The protests lasted until roughly 1 a.m. Attendees repeatedly rang Elicker’s doorbell over the course of the night, issued calls for Wednesday night’s charges to be dropped, banged on Elicker’s first-floor windows, got into disputes with neighbors, and put words to the pain motivating this week’s protests across the country.
Around 1 a.m., police ordered the protesters to disperse for trespassing and disturbing the peace, leading to a peaceful end to the rally.
“Important For Us To Have Dialogue”
“Now is absolutely the time to protest,” Elicker said during a phone interview Saturday morning.
“Many of us in the community feel very angry about what happened with George Floyd. I feel very angry about the injustice and the inequity in our community, especially that impacting brown and black communities.”
However, he said, the protesters on his front yard and in his driveway for nearly five hours Friday night “crossed a line.”
“It’s important for us to have dialogue. It’s important for us as a community to work through these problems.
“But when protesters violate someone’s personal space and property, and aren’t willing to engage in conversation, that crosses a line that is not productive.”
Elicker said he had reviewed Officer Vitale’s body camera footage, incident report, and the Walmart bystander’s video. He said he has had multiple conversations with Chief Reyes about Wednesday night’s arrest.

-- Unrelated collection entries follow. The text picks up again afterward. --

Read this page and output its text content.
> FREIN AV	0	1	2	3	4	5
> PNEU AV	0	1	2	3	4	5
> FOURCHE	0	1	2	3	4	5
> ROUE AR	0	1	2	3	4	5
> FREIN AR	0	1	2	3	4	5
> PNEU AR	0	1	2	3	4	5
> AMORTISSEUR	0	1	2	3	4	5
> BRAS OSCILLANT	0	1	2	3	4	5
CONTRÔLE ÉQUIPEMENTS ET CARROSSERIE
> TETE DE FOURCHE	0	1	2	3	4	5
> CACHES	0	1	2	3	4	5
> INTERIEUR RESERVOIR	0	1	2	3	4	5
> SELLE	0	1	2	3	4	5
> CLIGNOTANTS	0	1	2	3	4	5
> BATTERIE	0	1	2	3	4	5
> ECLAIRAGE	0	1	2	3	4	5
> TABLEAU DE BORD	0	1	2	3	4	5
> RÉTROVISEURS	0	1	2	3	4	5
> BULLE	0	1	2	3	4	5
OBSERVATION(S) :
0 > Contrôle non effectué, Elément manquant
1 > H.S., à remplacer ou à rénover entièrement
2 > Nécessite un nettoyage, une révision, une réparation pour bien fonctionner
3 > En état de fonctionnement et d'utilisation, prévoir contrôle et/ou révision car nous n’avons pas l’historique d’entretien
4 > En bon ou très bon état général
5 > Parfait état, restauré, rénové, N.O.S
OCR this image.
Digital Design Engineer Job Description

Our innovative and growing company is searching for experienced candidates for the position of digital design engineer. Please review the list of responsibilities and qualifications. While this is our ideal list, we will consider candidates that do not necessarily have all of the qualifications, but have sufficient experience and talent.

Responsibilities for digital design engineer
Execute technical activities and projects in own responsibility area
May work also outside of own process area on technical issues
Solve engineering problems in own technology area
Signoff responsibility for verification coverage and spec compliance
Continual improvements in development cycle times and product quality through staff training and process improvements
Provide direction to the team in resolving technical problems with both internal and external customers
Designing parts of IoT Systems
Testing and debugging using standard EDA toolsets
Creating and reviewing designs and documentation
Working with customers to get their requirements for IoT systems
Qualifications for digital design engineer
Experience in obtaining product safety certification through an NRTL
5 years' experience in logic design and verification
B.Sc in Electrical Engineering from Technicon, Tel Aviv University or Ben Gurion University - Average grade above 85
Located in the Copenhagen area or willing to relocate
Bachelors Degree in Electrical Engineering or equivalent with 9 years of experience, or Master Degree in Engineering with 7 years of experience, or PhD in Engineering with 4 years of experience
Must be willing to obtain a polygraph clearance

“I think it’s not appropriate to drop the charges,” he said. “I believe the officer exercised extreme restraint under difficult circumstances, and that the man was shoplifting and resisted arrest, and that the officers did an appropriate thing and exercised appropriate conduct.” Elicker added that the case is now in the hands of the courts and the state prosecutor, and that he has little say over whether or not the charges should be dropped, even if he felt that to the be case.
He said that the killing of George Floyd is absolutely worth protesting and feeling outraged about. He said officers should and must be held accountable when they so brazenly violate the law.
“There is absolutely outrage shared by myself and the chief” about that situation, he said. As for Wednesday’s arrest at Walmart, “This is not in my assessment one of those cases.”
When asked about his thoughts on protesters turning out to his family’s home, Elicker said, “I ran for mayor. My wife didn’t run for mayor. My two-year-old and five-year-old did not run for mayor. My neighbors didn’t run for mayor. City Hall is fair game [for a protest.] I think anyone’s home is not fair game.”